Recommended Treatment for Hepatitis C
The recommended treatment for chronic hepatitis C is a direct-acting antiviral (DAA) regimen, specifically either sofosbuvir/velpatasvir or glecaprevir/pibrentasvir for 8 weeks in most patients without cirrhosis. 1
First-line Treatment Options
Pangenotypic Regimens (Preferred)
- Sofosbuvir/velpatasvir: 400mg/100mg once daily for 8 weeks (without cirrhosis) or 12 weeks (with compensated cirrhosis)
- Glecaprevir/pibrentasvir: 300mg/120mg once daily (three 100mg/40mg tablets) for 8 weeks (without cirrhosis) or 12 weeks (with compensated cirrhosis)
These pangenotypic regimens are effective against all HCV genotypes (1-6), eliminating the need for genotype testing in many cases 1.
Treatment Duration
Treatment duration depends on several factors:
- Without cirrhosis: 8 weeks for most treatment-naïve patients
- With compensated cirrhosis (Child-Pugh A): 8-12 weeks depending on regimen
- With decompensated cirrhosis (Child-Pugh B/C): 12 weeks (sofosbuvir/velpatasvir with ribavirin)

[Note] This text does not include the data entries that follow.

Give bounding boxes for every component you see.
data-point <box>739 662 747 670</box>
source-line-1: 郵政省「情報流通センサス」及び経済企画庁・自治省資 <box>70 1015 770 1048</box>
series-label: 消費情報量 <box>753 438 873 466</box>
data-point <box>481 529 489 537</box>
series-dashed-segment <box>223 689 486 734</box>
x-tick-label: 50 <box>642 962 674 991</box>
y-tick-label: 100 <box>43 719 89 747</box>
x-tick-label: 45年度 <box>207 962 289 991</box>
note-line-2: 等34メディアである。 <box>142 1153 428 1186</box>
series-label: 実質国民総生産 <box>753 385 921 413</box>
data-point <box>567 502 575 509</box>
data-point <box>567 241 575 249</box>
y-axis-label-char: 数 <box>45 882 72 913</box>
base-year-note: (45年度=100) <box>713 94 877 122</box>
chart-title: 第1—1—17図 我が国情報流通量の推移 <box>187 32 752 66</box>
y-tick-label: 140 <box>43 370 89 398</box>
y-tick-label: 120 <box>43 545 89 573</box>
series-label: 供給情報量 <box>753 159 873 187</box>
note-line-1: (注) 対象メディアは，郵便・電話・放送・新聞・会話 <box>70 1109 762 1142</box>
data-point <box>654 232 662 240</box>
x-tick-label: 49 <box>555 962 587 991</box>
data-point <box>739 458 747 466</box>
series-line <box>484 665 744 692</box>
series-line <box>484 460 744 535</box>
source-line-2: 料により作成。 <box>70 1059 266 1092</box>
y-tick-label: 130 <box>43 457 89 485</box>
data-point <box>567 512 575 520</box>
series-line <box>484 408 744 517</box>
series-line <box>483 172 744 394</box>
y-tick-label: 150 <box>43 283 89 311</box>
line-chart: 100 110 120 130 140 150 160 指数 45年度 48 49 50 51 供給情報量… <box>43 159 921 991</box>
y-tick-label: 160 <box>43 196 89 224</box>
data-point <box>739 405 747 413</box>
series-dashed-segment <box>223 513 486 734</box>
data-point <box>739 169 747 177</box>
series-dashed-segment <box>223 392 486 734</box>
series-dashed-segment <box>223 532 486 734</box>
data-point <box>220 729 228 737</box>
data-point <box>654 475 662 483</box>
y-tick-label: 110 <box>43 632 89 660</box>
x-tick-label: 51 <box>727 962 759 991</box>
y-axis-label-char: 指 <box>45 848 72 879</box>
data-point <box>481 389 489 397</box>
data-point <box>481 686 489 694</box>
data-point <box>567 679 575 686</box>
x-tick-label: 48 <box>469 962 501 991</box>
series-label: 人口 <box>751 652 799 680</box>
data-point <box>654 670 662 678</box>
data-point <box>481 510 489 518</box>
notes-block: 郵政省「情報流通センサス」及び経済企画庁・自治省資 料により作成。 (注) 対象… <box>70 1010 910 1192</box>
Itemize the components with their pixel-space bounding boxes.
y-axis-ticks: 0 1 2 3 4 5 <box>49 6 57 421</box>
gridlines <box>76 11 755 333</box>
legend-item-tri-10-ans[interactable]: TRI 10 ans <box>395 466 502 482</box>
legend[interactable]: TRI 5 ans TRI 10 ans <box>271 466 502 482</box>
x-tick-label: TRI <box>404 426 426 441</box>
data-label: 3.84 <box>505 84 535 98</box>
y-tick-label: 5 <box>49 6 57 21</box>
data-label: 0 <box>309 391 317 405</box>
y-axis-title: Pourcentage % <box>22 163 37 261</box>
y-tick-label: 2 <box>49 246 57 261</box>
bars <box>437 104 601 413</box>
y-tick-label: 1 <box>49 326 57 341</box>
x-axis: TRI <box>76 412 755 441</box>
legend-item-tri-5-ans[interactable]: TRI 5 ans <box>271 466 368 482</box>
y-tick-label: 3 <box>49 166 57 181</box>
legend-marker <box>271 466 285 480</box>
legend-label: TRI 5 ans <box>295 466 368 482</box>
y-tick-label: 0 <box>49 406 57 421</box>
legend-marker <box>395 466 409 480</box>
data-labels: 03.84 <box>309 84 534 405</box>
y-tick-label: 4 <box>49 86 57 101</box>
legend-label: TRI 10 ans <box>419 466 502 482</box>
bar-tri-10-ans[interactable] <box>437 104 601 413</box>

- Treatment-experienced patients: Duration varies from 8-16 weeks based on prior treatment history and HCV genotype 1, 2
Special Populations
Recently Acquired Hepatitis C
- Treat with sofosbuvir/velpatasvir or glecaprevir/pibrentasvir for 8 weeks 1
- SVR should be assessed at 12 and 24 weeks post-treatment due to possibility of late relapses 1
Decompensated Cirrhosis
- Sofosbuvir/velpatasvir with ribavirin is preferred
- Protease inhibitors (glecaprevir, etc.) are contraindicated in Child-Pugh B/C cirrhosis 1
Renal Impairment
- Glecaprevir/pibrentasvir is preferred for severe renal impairment (eGFR <30 ml/min)
- Sofosbuvir is not recommended in patients with eGFR <30 ml/min 1
Pre-treatment Assessment
- HBV co-infection screening: Test all patients for HBsAg and anti-HBc before starting treatment 2
- Fibrosis assessment: Determine stage of liver fibrosis (F0-F4)
- Medication review: Check for potential drug-drug interactions
- Baseline laboratory tests: Complete blood count, liver function tests, renal function
Monitoring During Treatment
- Minimal monitoring required for most patients due to high safety profile of DAAs 1
- HCV RNA or HCV core antigen at week 12 post-treatment (SVR12) to confirm cure 1
- Monitor for drug-drug interactions throughout treatment 1
- ALT monitoring at weeks 4,8, and 12 of therapy 1
- More frequent monitoring for patients with decompensated cirrhosis or on ribavirin
Treatment Success Rates
Modern DAA regimens achieve sustained virological response (SVR) rates exceeding 95% in most patient populations 3, including historically difficult-to-treat groups:
- Genotype 1 infection (previously hardest to treat)
- Patients with cirrhosis
- Prior treatment failures
Common Pitfalls and Caveats
HBV reactivation: Test all patients for HBV before starting treatment; monitor HBV/HCV co-infected patients for hepatitis flares 2
Drug interactions: Review all medications (including over-the-counter and recreational drugs) before starting treatment 1
Treatment discontinuation: Stop treatment immediately for severe adverse events or ALT flares >10 times upper limit of normal 1
Post-treatment monitoring: Patients with advanced fibrosis (F3) or cirrhosis (F4) require continued HCC surveillance every 6 months indefinitely, even after achieving SVR 1
Ribavirin dose adjustment: In patients with decompensated cirrhosis receiving ribavirin, reduce dose if hemoglobin drops below 10 g/dl; stop if below 8.5 g/dl 1
The introduction of DAAs has revolutionized hepatitis C treatment, making it a highly curable infection with short treatment durations and minimal side effects compared to older interferon-based regimens 3, 4.